Spettacoli teatrali, mostre documentarie, camminate guidate, conferenze di studio, presentazioni editoriali e concerti diffusi compongono il fitto programma di appuntamenti che animerà Perugia per l’intero mese di giugno. Torna infatti la «Festa Grande», la manifestazione collettiva nata per ricordare e valorizzare il 20 giugno 1859, una delle date più significative della storia e dell’identità cittadina.
Il progetto Il calendario delle iniziative è stato presentato mercoledì a Palazzo dei Priori alla presenza dei rappresentanti delle realtà locali attive sul territorio. Il progetto, nato dieci anni fa su iniziativa del tessuto associativo per restituire alla comunità la memoria delle stragi del 1859, vede la collaborazione e il sostegno del Comune di Perugia insieme a storiche realtà territoriali come la Società operaia di mutuo soccorso, Borgo Bello, Famiglia Perugina, il Circolo Ponte d’Oddi e la Società del Bartoccio.
Festa Grande L’amministrazione comunale partecipa attivamente all’iniziativa in veste di co-organizzatore. L’assessore Fabrizio Croce ha sottolineato nel corso della conferenza stampa l’importanza di supportare «questa costruzione collettiva della memoria, affinché il XX Giugno sia vissuto non solo come ricorrenza istituzionale, ma come un momento vivo, capace di unire approfondimento culturale, divulgazione e partecipazione». Tra gli interventi principali programmati per le celebrazioni spicca la presentazione del restauro del monumento al XX Giugno, che verrà restituito alla cittadinanza proprio nel giorno della ricorrenza. Inoltre, in occasione della Giornata europea della musica del 21 giugno, il centro storico ospiterà una serie di esecuzioni musicali improvvisate in collaborazione con il Conservatorio Morlacchi.
Gli appuntamenti Per quanto riguarda gli eventi, l’intero mese di giugno vedrà l’allestimento di uno spazio espositivo in via Oberdan curato dall’associazione culturale Museo del gioco e del giocattolo, un’iniziativa che intende ricordare anche la figura del fondatore Luciano Zeetti, scomparso nelle scorse settimane. La sequenza degli appuntamenti si apre sabato 6 giugno all’arena Borgo Bello con un monologo teatrale incentrato sulla figura di Renata Fonte, promosso da Libera Umbria. Il giorno successivo, domenica 7 giugno, la Società generale di mutuo soccorso propone un itinerario storico e poetico incentrato sulle figure femminili del Risorgimento in Umbria, mentre alla Domus Pauperum si inaugura una mostra documentaria di cartoline e riviste d’epoca che rimarrà aperta al pubblico fino al 21 giugno.

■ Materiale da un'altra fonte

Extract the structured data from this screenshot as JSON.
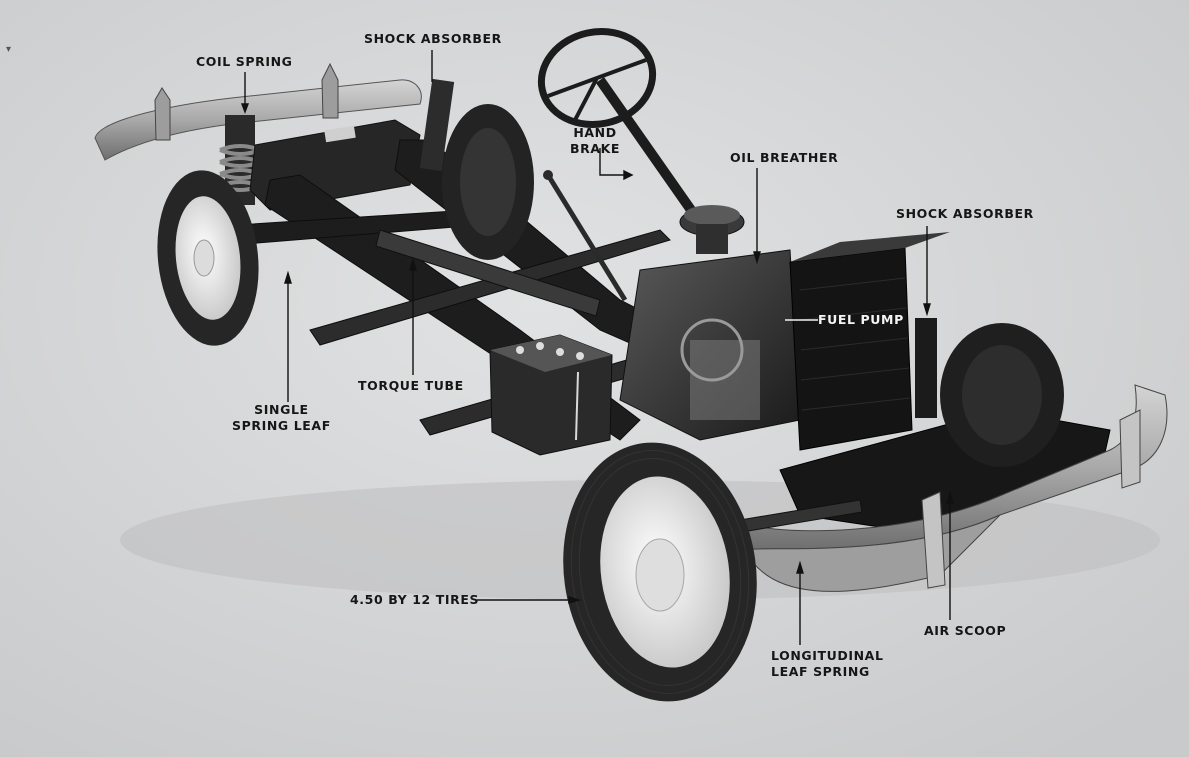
{
  "colors": {
    "background": "#d6d7d8",
    "chassis": "#1e1e1e",
    "tire": "#2a2a2a",
    "hubcap": "#ececec",
    "bumper": "#b9b9b9",
    "label_text": "#161616",
    "leader_line": "#111111"
  },
  "labels": {
    "coil_spring": "COIL SPRING",
    "shock_absorber_rear": "SHOCK ABSORBER",
    "hand_brake_line1": "HAND",
    "hand_brake_line2": "BRAKE",
    "oil_breather": "OIL BREATHER",
    "shock_absorber_front": "SHOCK ABSORBER",
    "fuel_pump": "FUEL PUMP",
    "torque_tube": "TORQUE TUBE",
    "single_spring_leaf_line1": "SINGLE",
    "single_spring_leaf_line2": "SPRING LEAF",
    "tires": "4.50 BY 12 TIRES",
    "longitudinal_leaf_spring_line1": "LONGITUDINAL",
    "longitudinal_leaf_spring_line2": "LEAF SPRING",
    "air_scoop": "AIR SCOOP"
  }
}
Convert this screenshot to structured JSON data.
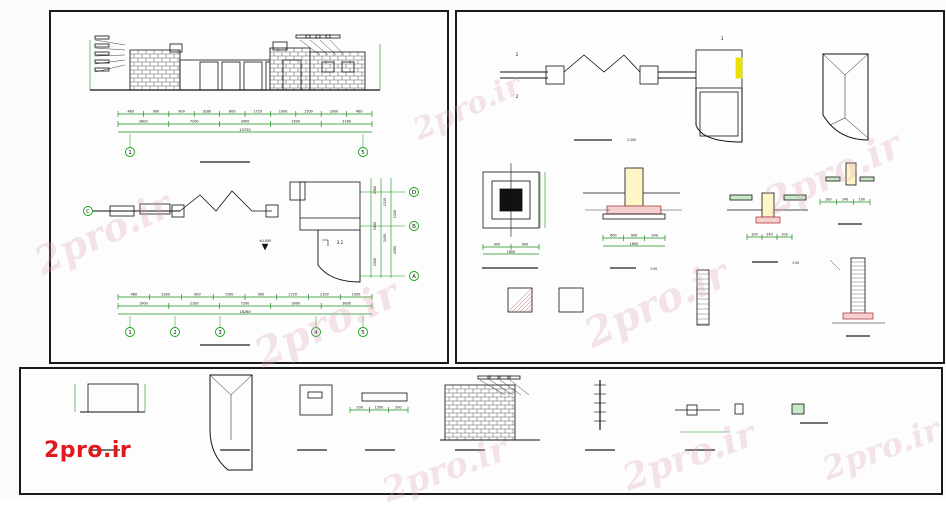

Letteratura e non solo La settimana successiva si apre mercoledì 10 con un incontro dedicato alla letteratura per ragazzi dell’Ottocento presso la Chiesa di San Giuseppe. Giovedì 11 giugno, alla Loggia dei Lanari, si tiene la presentazione di una raccolta di scritti satirici di Vanni Capoccia, stimato esponente della vita civile cittadina scomparso lo scorso anno. Venerdì 12 giugno l’attenzione si concentra sulla figura del poeta Sandro Penna a centoventi anni dalla nascita (in suo onore la giunta nelle scorse ore ha deciso di istituire un premio), con un convegno di studi pomeridiano alla Sala della Vaccara e una lettura di poesie in serata alla Loggia di Braccio; parallelamente, la Loggia dei Lanari ospita un dibattito sul pacifismo risorgimentale. Sabato 13 giugno, lo stesso spazio culturale ospita un recital letterario incentrato sulla narrazione del Risorgimento attraverso le opere di Anna Banti e Luciano Bianciardi.
Gli eventi La giornata di domenica 14 giugno prevede in mattinata un percorso guidato in bicicletta attraverso i luoghi storici delle stragi, seguito alla Sala dei Notari dall’incontro ufficiale con i rappresentanti delle città decorate con la Medaglia d’oro come benemerite del Risorgimento nazionale. Venerdì 19 giugno, al chiostro di San Lorenzo, viene presentato un volume di studi e rilettura storica dedicato alla Fontana Maggiore. Sabato 20 giugno l’attenzione si sposta sulle origini e sulla storia della Croce Rossa con un incontro divulgativo alla Loggia dei Lanari. La giornata commemorativa di domenica 21 giugno si articola in diverse attività sul territorio: una passeggiata culturale alla scoperta dei giardini del Frontone e del complesso di San Pietro, un’escursione a piedi lungo l’acquedotto medievale e i concerti all’aperto dislocati in varie aree del centro storico. Il programma delle celebrazioni si conclude martedì 23 giugno in piazza Giordano Bruno con un concerto di musica rock.